El apartado vocal ha concitado
adhesiones menos inquebrantables que las suscitadas por la lectura
musical de Cambreling. Simon Keenlyside, modélico barítono lírico,
sufrió la inclemente escritura de Berg y no salió del todo ileso
del envite. Sucede que Mortier, además de cantantes, procura
contratar a solventes actores, y lo uno por lo otro, su recreación
del desdichado personaje nos conmovió en todos los niveles. Padeció
problemas de proyección pero posee una zona media en la que se mueve
con soltura. Nadja Michael debe ser -por su habitual presencia en el
Real- muy del gusto del intendente, lo cierto es que tiene en su haber
unos agudos inhabituales, de gran penetración y densidad armónica,
aunque algo descontrolados, sin llegar a decir que grita. Es además una gran
actriz curtida en el teatro de regie -¡esa gran aportación al
universo lírico que nunca cejaremos de reivindicar!- y su Marie,
chulesca y nada piadosa, lasciva sin caer en lo caricaturesco,
resultó digna de aplauso. Jon Villars, como el Tambor mayor, fue
uno de los más beneficiados por la realización de Marthaler, muy
bieitoniana en lo tocante a este personaje, caracterizado como un
macarra barrigón con ropa de mercardillo. Fue algo gritón, pero su
timbre, no sabemos si pretendidamente afeado, casó con el contexto.

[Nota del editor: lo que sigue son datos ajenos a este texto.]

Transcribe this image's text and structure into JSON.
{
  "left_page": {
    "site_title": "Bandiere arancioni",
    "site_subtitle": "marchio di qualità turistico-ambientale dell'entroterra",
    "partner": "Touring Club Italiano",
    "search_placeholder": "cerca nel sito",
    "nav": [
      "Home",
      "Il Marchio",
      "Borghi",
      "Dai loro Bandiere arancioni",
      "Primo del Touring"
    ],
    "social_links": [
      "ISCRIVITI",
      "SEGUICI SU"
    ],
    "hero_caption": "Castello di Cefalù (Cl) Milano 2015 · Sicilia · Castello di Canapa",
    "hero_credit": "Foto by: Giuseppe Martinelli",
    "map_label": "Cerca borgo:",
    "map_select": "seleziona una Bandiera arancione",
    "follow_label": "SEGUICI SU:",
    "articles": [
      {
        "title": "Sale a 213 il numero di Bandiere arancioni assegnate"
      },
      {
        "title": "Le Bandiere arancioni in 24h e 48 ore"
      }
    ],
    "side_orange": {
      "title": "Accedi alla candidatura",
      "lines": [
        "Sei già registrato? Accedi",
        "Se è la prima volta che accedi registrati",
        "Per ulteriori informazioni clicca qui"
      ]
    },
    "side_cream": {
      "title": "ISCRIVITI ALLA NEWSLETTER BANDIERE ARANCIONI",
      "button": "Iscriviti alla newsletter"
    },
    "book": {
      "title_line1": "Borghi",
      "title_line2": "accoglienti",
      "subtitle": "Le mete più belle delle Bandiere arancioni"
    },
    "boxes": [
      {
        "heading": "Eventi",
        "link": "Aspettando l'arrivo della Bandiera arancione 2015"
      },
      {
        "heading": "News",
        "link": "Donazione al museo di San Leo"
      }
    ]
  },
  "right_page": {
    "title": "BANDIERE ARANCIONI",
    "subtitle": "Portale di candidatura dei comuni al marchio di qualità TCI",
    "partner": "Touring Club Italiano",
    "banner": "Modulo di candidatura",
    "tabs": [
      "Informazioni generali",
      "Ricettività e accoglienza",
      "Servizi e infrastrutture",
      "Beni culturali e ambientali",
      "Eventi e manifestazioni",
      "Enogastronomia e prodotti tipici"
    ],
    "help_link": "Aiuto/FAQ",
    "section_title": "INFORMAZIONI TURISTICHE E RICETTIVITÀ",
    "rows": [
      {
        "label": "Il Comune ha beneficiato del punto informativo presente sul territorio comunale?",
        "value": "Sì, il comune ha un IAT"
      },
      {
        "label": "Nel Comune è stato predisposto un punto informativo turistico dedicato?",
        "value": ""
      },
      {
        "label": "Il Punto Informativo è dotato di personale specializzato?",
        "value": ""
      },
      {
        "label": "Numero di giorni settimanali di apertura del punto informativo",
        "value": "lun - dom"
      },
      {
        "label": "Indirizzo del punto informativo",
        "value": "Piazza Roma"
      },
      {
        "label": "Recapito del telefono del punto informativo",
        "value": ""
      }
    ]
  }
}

Mucho se le critica a Franz Hawlata (el Doctor) su escasa prestancia,
y es cierto que anda alicorto de graves, pero su particular timbre de
voz conviene a según qué caracteres, y este es uno de ellos.
Cumplieron Gerhard Siegel, tenor con poderoso instrumento, y Roger
Padullés, de contundentes, pétreos agudos. Bien el Coro del Teatro
Real, ajustados los Pequeños Cantores de la JORCAM y mal el
niño/hijo de Marie que, al menos en la función del pasado 10 de
junio, le tembló desmedidamente la voz en su conclusivo y
escuetísimo aporte.
Repasando buena parte de lo publicado
en los medios y en foros al respecto de la producción uno no puede
por menos que llegar a la conclusión de que pocos o muy pocos se han
parado a leer las explicaciones que Christoph Marthaler ofrece para
ayudar a contextualizar su Wozzeck. Su argumentario nos parece
convincente, como también su ulterior ejecución escénica, aunque,
ciertamente, no nos mueva al entusiasmo. Ese enfermizo barracón de
juegos infantiles donde los padres abandonan a sus hijos en unas
depauperadas y pobrísimas atracciones es, de antemano, un buen espacio en el que
revivir Wozzeck. Su decisión conlleva un fiero estatismo y exige una
elevada dosis de imaginación, aunque a estas alturas, nadie debería
necesitar ninguna luna roja en el firmamento ni contemplar la sangre brotando del
cuello de Marie para estremecerse con lo que se nos cuenta aquí. El
director suizo presenta sorprendentemente al soldado como un enfermo terminal hecho andrajos vitales desde su primera aparición y demostró haber realizado un destacado trabajo
dramático conjuntamente con su colaboradora Malte Ubenauf. Un
acierto resultó la presencia constante de los niños, siempre en
segundo plano, corriendo de un lado a otro, como un hálito de
espectral inocencia en la trastienda de este miserable lugar; el
final, con la escolanía mirando fijamente al público bajo una
mortecina luz de sótano de hospital alcanzó lo estremecedor. Quedan
también en la retina medidos asaltos a la platea, como la
acertadamente cruda y nada íntima escena de sexo entre Marie y el
Tambor Mayor y la muerte en total oscuridad de Wozzeck.